Borisov tried to balance close ties with the EU and NATO, both of which Bulgaria belongs to, while maintaining friendly relations with the Kremlin and Russian President Vladimir Putin, particularly in the energy sector.
In March, hackers leaked documents that appear to show how the Kremlin had circumvented public procurement rules in Bulgaria to expand the TurkStream gas pipeline, bypassing Ukraine, in order to provide Russian gas to Serbia and Hungary. According to a report on the Bulgarian news site Kapital, the pipeline’s construction had been pre-agreed under the Borisov government.
“There is no doubt that the actions surrounding TurkStream were joint between Borisov and Peevski,” Denkov told RFE/RL. “Many things connect them. And some of these things are related to consideration of Russia’s interests, in some cases to the detriment of Bulgarian interests.”

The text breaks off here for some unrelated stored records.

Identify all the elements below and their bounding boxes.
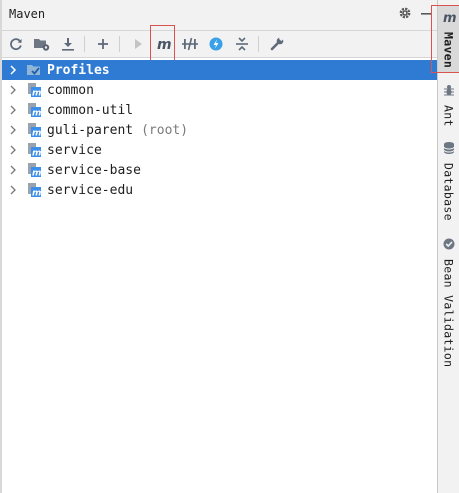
maven-module-icon: m	[26, 82, 42, 98]
collapse-all-icon[interactable]	[230, 33, 254, 55]
tree-node-label: service-base	[47, 162, 141, 178]
tree-node-module[interactable]: m common	[2, 80, 437, 100]
chevron-right-icon[interactable]	[6, 105, 20, 115]
profiles-folder-icon	[26, 62, 42, 78]
tree-node-module[interactable]: m service	[2, 140, 437, 160]
run-icon[interactable]	[126, 33, 150, 55]
skip-tests-icon[interactable]	[204, 33, 228, 55]
maven-goal-icon[interactable]: m	[152, 33, 176, 55]
chevron-right-icon[interactable]	[6, 125, 20, 135]
folder-generate-icon[interactable]	[30, 33, 54, 55]
tree-node-label: service-edu	[47, 182, 134, 198]
side-tab-database[interactable]: Database	[438, 140, 459, 221]
reload-icon[interactable]	[4, 33, 28, 55]
chevron-right-icon[interactable]	[6, 85, 20, 95]
tree-node-module[interactable]: m service-base	[2, 160, 437, 180]
root-suffix-label: (root)	[141, 122, 189, 138]
maven-module-icon: m	[26, 122, 42, 138]
maven-module-icon: m	[26, 182, 42, 198]
gear-icon[interactable]	[397, 5, 413, 25]
maven-projects-tree: Profiles m common m common-util m guli-p…	[2, 60, 437, 200]
chevron-right-icon[interactable]	[6, 145, 20, 155]
tree-node-label: common-util	[47, 102, 134, 118]
tree-node-label: common	[47, 82, 94, 98]
chevron-right-icon[interactable]	[6, 65, 20, 75]
maven-module-icon: m	[26, 102, 42, 118]
toolbar-separator	[84, 36, 85, 52]
tree-node-module[interactable]: m guli-parent (root)	[2, 120, 437, 140]
add-icon[interactable]	[91, 33, 115, 55]
side-tab-label: Bean Validation	[441, 259, 456, 368]
tree-node-module[interactable]: m service-edu	[2, 180, 437, 200]
maven-module-icon: m	[26, 162, 42, 178]
chevron-right-icon[interactable]	[6, 185, 20, 195]
toolbar-separator	[119, 36, 120, 52]
side-tab-ant[interactable]: Ant	[438, 82, 459, 127]
tool-window-title: Maven	[9, 7, 46, 21]
toggle-offline-icon[interactable]	[178, 33, 202, 55]
svg-text:m: m	[32, 149, 41, 159]
annotation-highlight-box	[431, 5, 459, 73]
database-icon	[442, 140, 456, 159]
tree-node-module[interactable]: m common-util	[2, 100, 437, 120]
side-tab-bean-validation[interactable]: Bean Validation	[438, 236, 459, 367]
side-tab-label: Ant	[441, 105, 456, 127]
header-actions	[397, 5, 433, 25]
tree-node-profiles[interactable]: Profiles	[2, 60, 437, 80]
maven-toolbar: m	[2, 31, 437, 58]
download-icon[interactable]	[56, 33, 80, 55]
maven-module-icon: m	[26, 142, 42, 158]
chevron-right-icon[interactable]	[6, 165, 20, 175]
tool-window-header: Maven	[2, 0, 437, 31]
tree-node-label: guli-parent	[47, 122, 134, 138]
tree-node-label: service	[47, 142, 102, 158]
ant-icon	[442, 82, 456, 101]
svg-text:m: m	[32, 109, 41, 119]
side-tab-label: Database	[441, 163, 456, 221]
maven-tool-window: Maven m Profiles m common m common-util …	[0, 0, 438, 493]
svg-text:m: m	[32, 169, 41, 179]
svg-text:m: m	[32, 89, 41, 99]
bean-validation-icon	[442, 236, 456, 255]
settings-wrench-icon[interactable]	[265, 33, 289, 55]
svg-text:m: m	[32, 129, 41, 139]
tree-node-label: Profiles	[47, 62, 110, 78]
right-tool-strip: m Maven Ant Database Bean Validation	[431, 0, 459, 493]
svg-text:m: m	[157, 37, 172, 52]
toolbar-separator	[258, 36, 259, 52]
svg-text:m: m	[32, 189, 41, 199]
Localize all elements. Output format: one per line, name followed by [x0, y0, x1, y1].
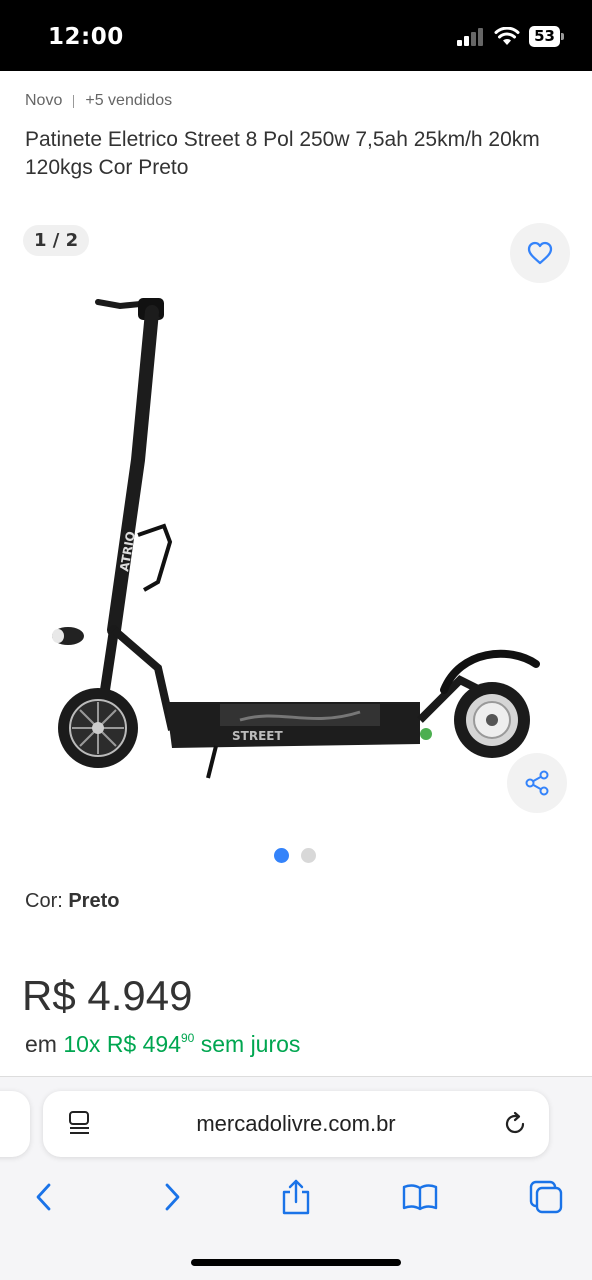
- share-icon: [525, 770, 549, 796]
- install-prefix: em: [25, 1031, 64, 1057]
- back-button[interactable]: [22, 1175, 66, 1219]
- book-icon: [402, 1184, 438, 1211]
- browser-toolbar: mercadolivre.com.br: [0, 1076, 592, 1280]
- wifi-icon: [494, 27, 520, 45]
- sold-count: +5 vendidos: [85, 92, 173, 109]
- battery-level: 53: [529, 26, 560, 47]
- product-meta: Novo +5 vendidos: [25, 92, 172, 110]
- installments: em 10x R$ 49490 sem juros: [25, 1031, 300, 1058]
- pagination-dot-active[interactable]: [274, 848, 289, 863]
- gallery-pagination: [274, 848, 316, 863]
- share-sheet-icon: [282, 1179, 310, 1215]
- image-deck-text: STREET: [232, 729, 283, 743]
- share-button[interactable]: [507, 753, 567, 813]
- status-bar: 12:00 53: [0, 0, 592, 71]
- product-price: R$ 4.949: [22, 972, 193, 1019]
- pagination-dot[interactable]: [301, 848, 316, 863]
- status-icons: 53: [457, 26, 564, 47]
- product-image: ATRIO STREET: [52, 298, 540, 779]
- share-sheet-button[interactable]: [274, 1175, 318, 1219]
- reload-icon[interactable]: [501, 1110, 529, 1143]
- previous-tab-preview[interactable]: [0, 1091, 30, 1157]
- condition-label: Novo: [25, 92, 63, 109]
- safari-nav-bar: [0, 1175, 592, 1219]
- battery-indicator: 53: [529, 26, 564, 47]
- tabs-icon: [529, 1180, 563, 1214]
- image-gallery[interactable]: 1 / 2 ATRIO STREET: [0, 210, 592, 840]
- install-cents: 90: [180, 1031, 195, 1045]
- home-indicator: [191, 1259, 401, 1266]
- color-label: Cor:: [25, 890, 69, 912]
- url-text[interactable]: mercadolivre.com.br: [43, 1111, 549, 1137]
- address-bar[interactable]: mercadolivre.com.br: [43, 1091, 549, 1157]
- color-selection: Cor: Preto: [25, 890, 119, 913]
- forward-button[interactable]: [150, 1175, 194, 1219]
- tabs-button[interactable]: [524, 1175, 568, 1219]
- meta-divider: [73, 94, 75, 108]
- product-title: Patinete Eletrico Street 8 Pol 250w 7,5a…: [25, 128, 540, 179]
- status-time: 12:00: [48, 24, 124, 50]
- color-value: Preto: [68, 890, 120, 912]
- chevron-left-icon: [36, 1183, 51, 1211]
- cellular-signal-icon: [457, 27, 484, 46]
- chevron-right-icon: [165, 1183, 180, 1211]
- bookmarks-button[interactable]: [398, 1175, 442, 1219]
- install-amount: 10x R$ 49490 sem juros: [63, 1031, 301, 1057]
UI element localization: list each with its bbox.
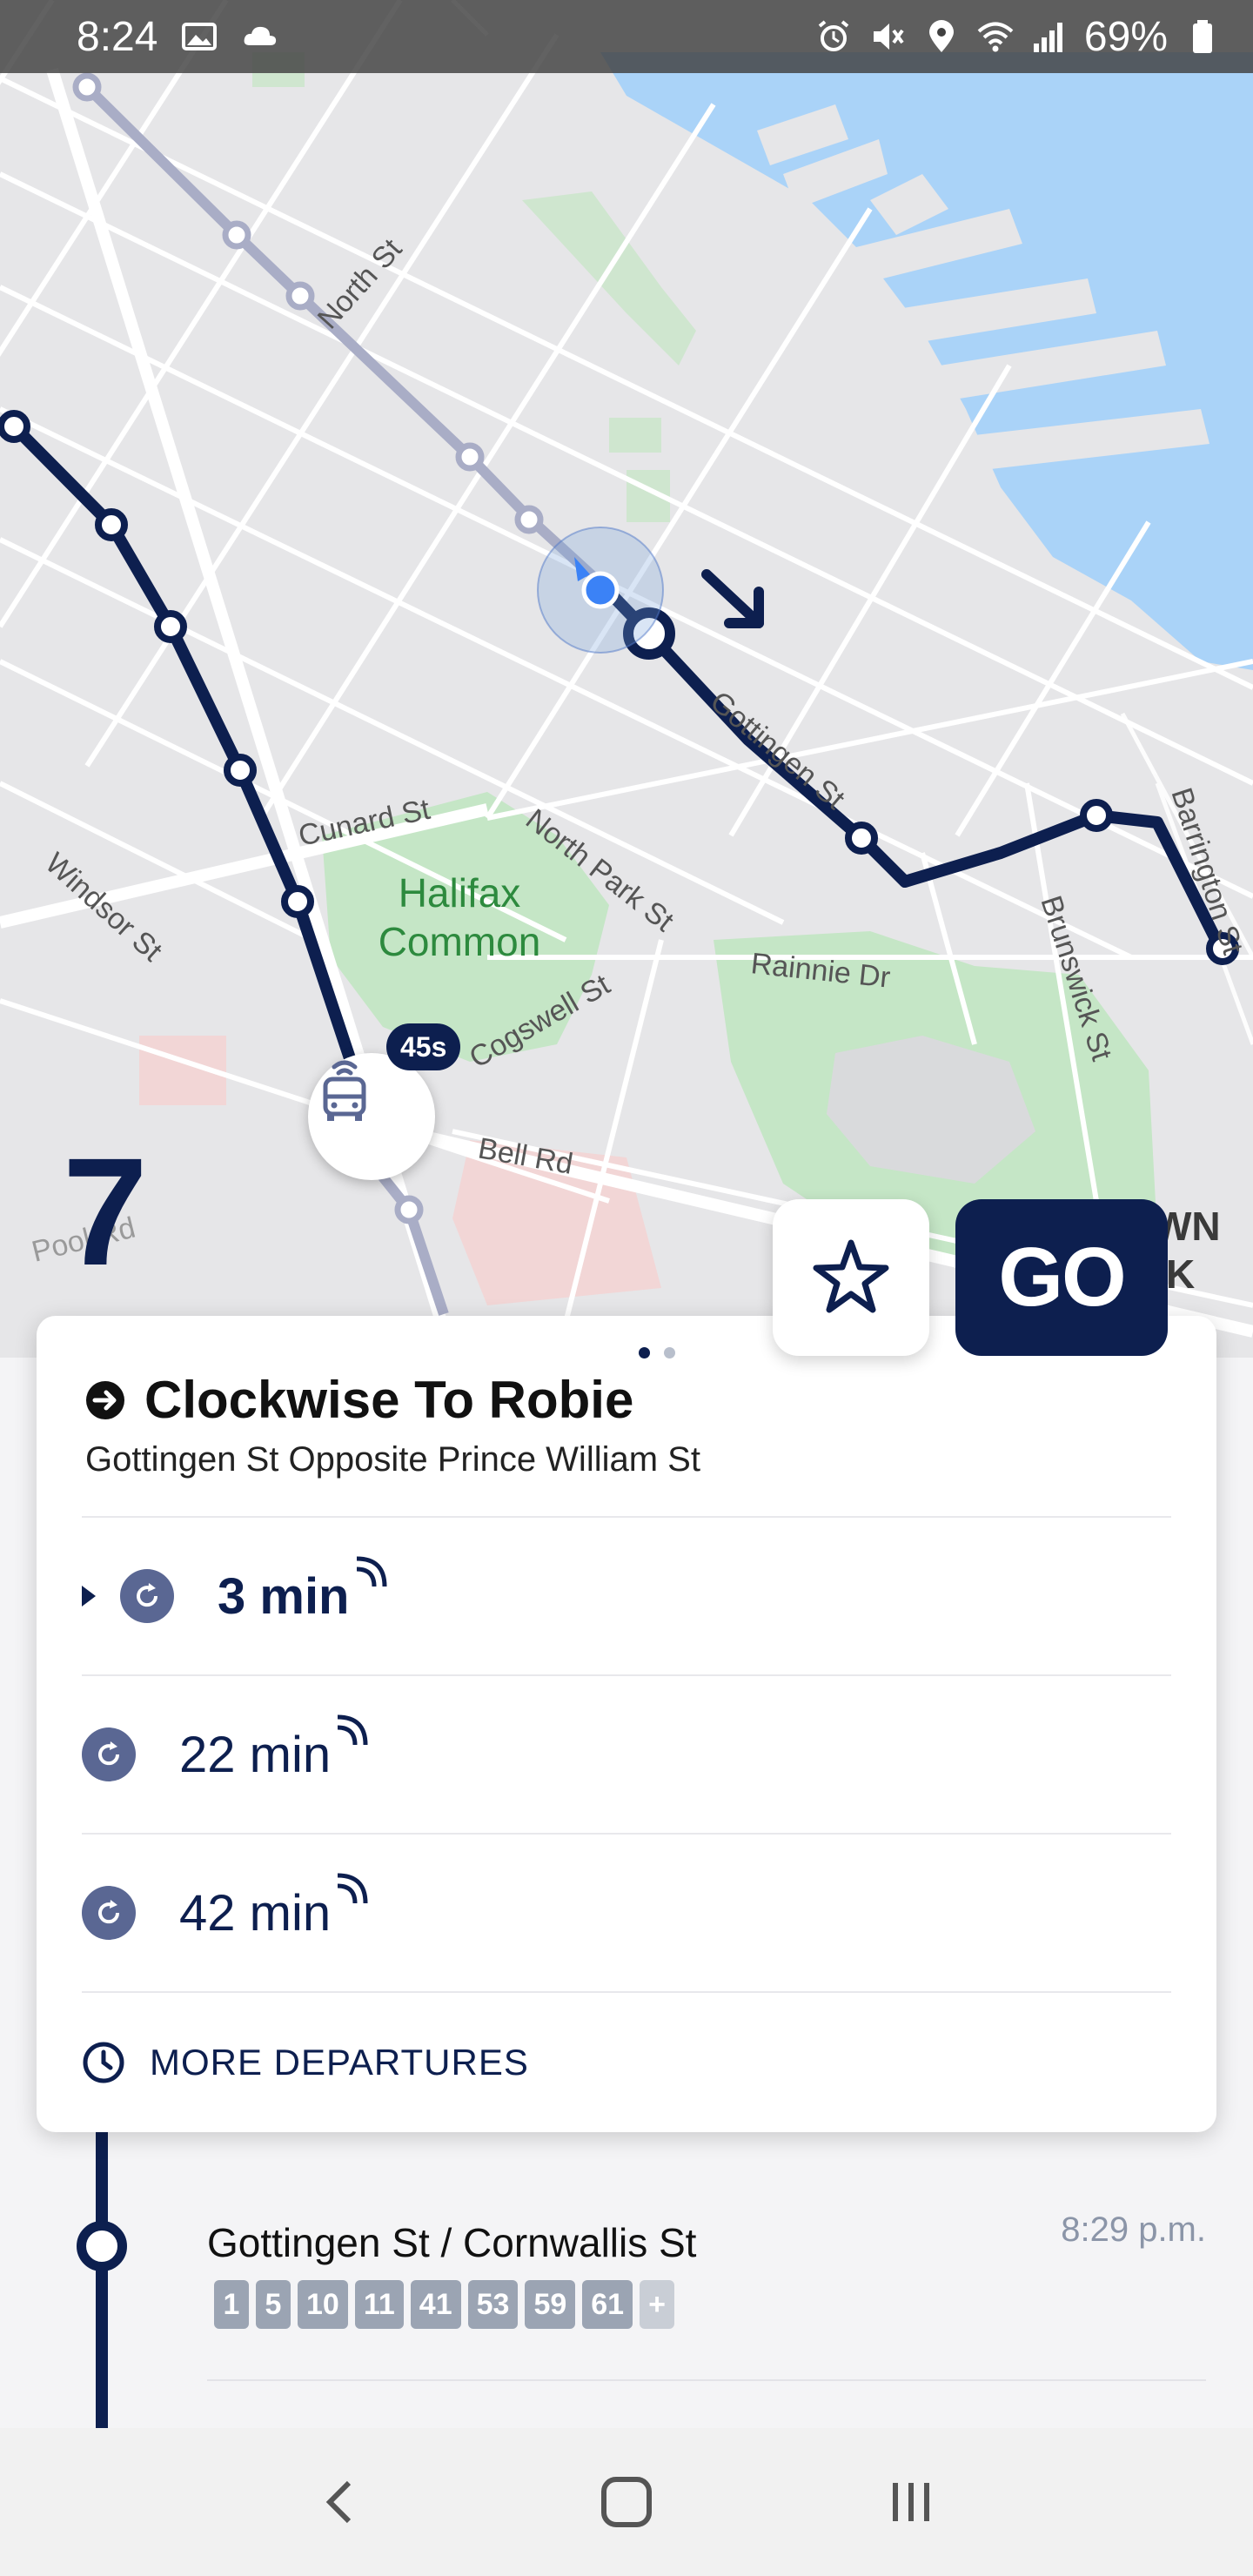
next-stop-time: 8:29 p.m. [1061,2210,1206,2249]
recents-icon [892,2483,929,2521]
home-button[interactable] [583,2459,670,2546]
more-departures-button[interactable]: MORE DEPARTURES [82,1991,1171,2132]
route-chip: 59 [525,2280,576,2329]
system-nav-bar [0,2428,1253,2576]
page-dot [664,1347,675,1358]
route-chip-more: + [640,2280,675,2329]
map-view[interactable]: North St Cunard St North Park St Windsor… [0,0,1253,1358]
page-indicator [639,1347,675,1358]
location-icon [928,20,954,52]
timeline-stop-node [77,2221,127,2271]
battery-percent: 69% [1083,13,1168,60]
departure-card[interactable]: Clockwise To Robie Gottingen St Opposite… [37,1316,1216,2132]
departure-time: 22 min [179,1714,369,1784]
back-chevron-icon [326,2480,352,2524]
recents-button[interactable] [868,2459,955,2546]
recurring-clock-icon [120,1569,174,1623]
map-canvas[interactable]: North St Cunard St North Park St Windsor… [0,0,1253,1358]
mute-icon [873,23,904,50]
label-halifax-common-line2: Common [379,919,541,964]
battery-icon [1193,20,1212,53]
route-chip: 53 [467,2280,519,2329]
card-header: Clockwise To Robie Gottingen St Opposite… [85,1370,1168,1479]
route-number: 7 [63,1127,148,1298]
realtime-icon [337,1873,368,1903]
recurring-clock-icon [82,1886,136,1940]
star-icon [813,1239,889,1313]
recurring-clock-icon [82,1727,136,1781]
current-location-dot [581,571,620,609]
departure-time: 3 min [218,1556,388,1626]
favorite-button[interactable] [773,1199,929,1356]
label-halifax-common-line1: Halifax [399,870,521,916]
stop-name: Gottingen St Opposite Prince William St [85,1440,700,1479]
clock-icon [83,2042,124,2083]
departure-time: 42 min [179,1873,369,1942]
more-departures-label: MORE DEPARTURES [150,2042,529,2083]
bus-marker[interactable] [308,1053,435,1180]
image-icon [182,23,218,50]
cloud-icon [245,26,277,45]
bus-icon [323,1060,366,1121]
label-downtown-2: K [1166,1251,1195,1297]
divider [207,2379,1206,2381]
home-icon [600,2477,652,2527]
route-chips: 1 5 10 11 41 53 59 61 + [214,2280,675,2329]
departure-row[interactable]: 3 min [82,1516,1171,1674]
realtime-icon [337,1714,368,1745]
signal-icon [1033,23,1062,52]
route-chip: 5 [256,2280,291,2329]
back-button[interactable] [298,2459,385,2546]
realtime-icon [356,1556,386,1587]
arrow-right-circle-icon [86,1380,124,1419]
departure-row[interactable]: 22 min [82,1674,1171,1833]
page-dot-active [639,1347,650,1358]
status-time: 8:24 [77,13,158,60]
wifi-icon [977,22,1014,52]
bus-eta-badge: 45s [386,1023,461,1070]
alarm-icon [818,20,849,51]
route-chip: 10 [298,2280,348,2329]
route-chip: 11 [354,2280,404,2329]
next-stop-name[interactable]: Gottingen St / Cornwallis St [207,2219,696,2266]
departure-row[interactable]: 42 min [82,1833,1171,1991]
route-chip: 1 [214,2280,249,2329]
status-bar: 8:24 69% [0,0,1253,73]
route-chip: 61 [582,2280,633,2329]
headsign-title: Clockwise To Robie [144,1371,634,1429]
go-button[interactable]: GO [955,1199,1168,1356]
route-chip: 41 [410,2280,461,2329]
selected-caret-icon [82,1586,96,1607]
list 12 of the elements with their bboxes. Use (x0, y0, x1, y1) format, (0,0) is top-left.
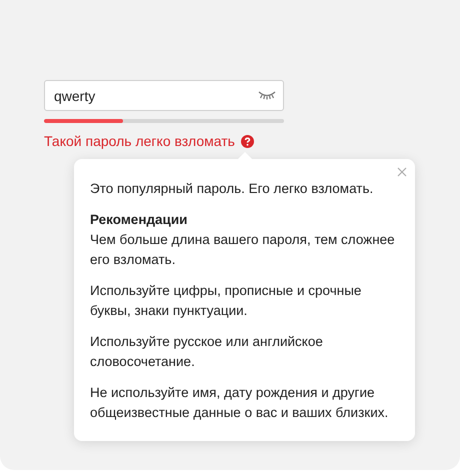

According to Denkov, Peevski was the “biggest evil in Bulgaria” because of his alleged efforts to steer Bulgaria away from a democratic path.
“If Borisov in his first and second governments was relatively careful, he took into account what public opinion was and what other political partners said. In the third government — and we see this even now — after the collapse of the government, we see extremely aggressive rhetoric and actions without much regard for what these politicians think…. This is Peevski’s style. This is what scares me, because this style could very easily lead us into a soft dictatorship at best, if not worse,” Denkov warned.
In 2013, Peevski’s appointment as head of Bulgaria’s counterintelligence agency sparked mass protests over fears that the move was a dangerous alliance of politics and big business.
The protests, which lasted for more than a year, were effective. Peevski ended up stepping down from Bulgaria’s State Agency for National Security, and the government of then-Prime Minister Plamen Oresharski resigned.
Back in 2013, Peevski was known as a secretive oligarch who controlled several newspapers and a significant share of print media distribution networks. He had been a lawmaker with the DPS since 2009 but quickly earned a reputation for rarely attending parliament.
Earlier this year, Peevski was elected co-president of DPS, the first ethnic Bulgarian to lead the party.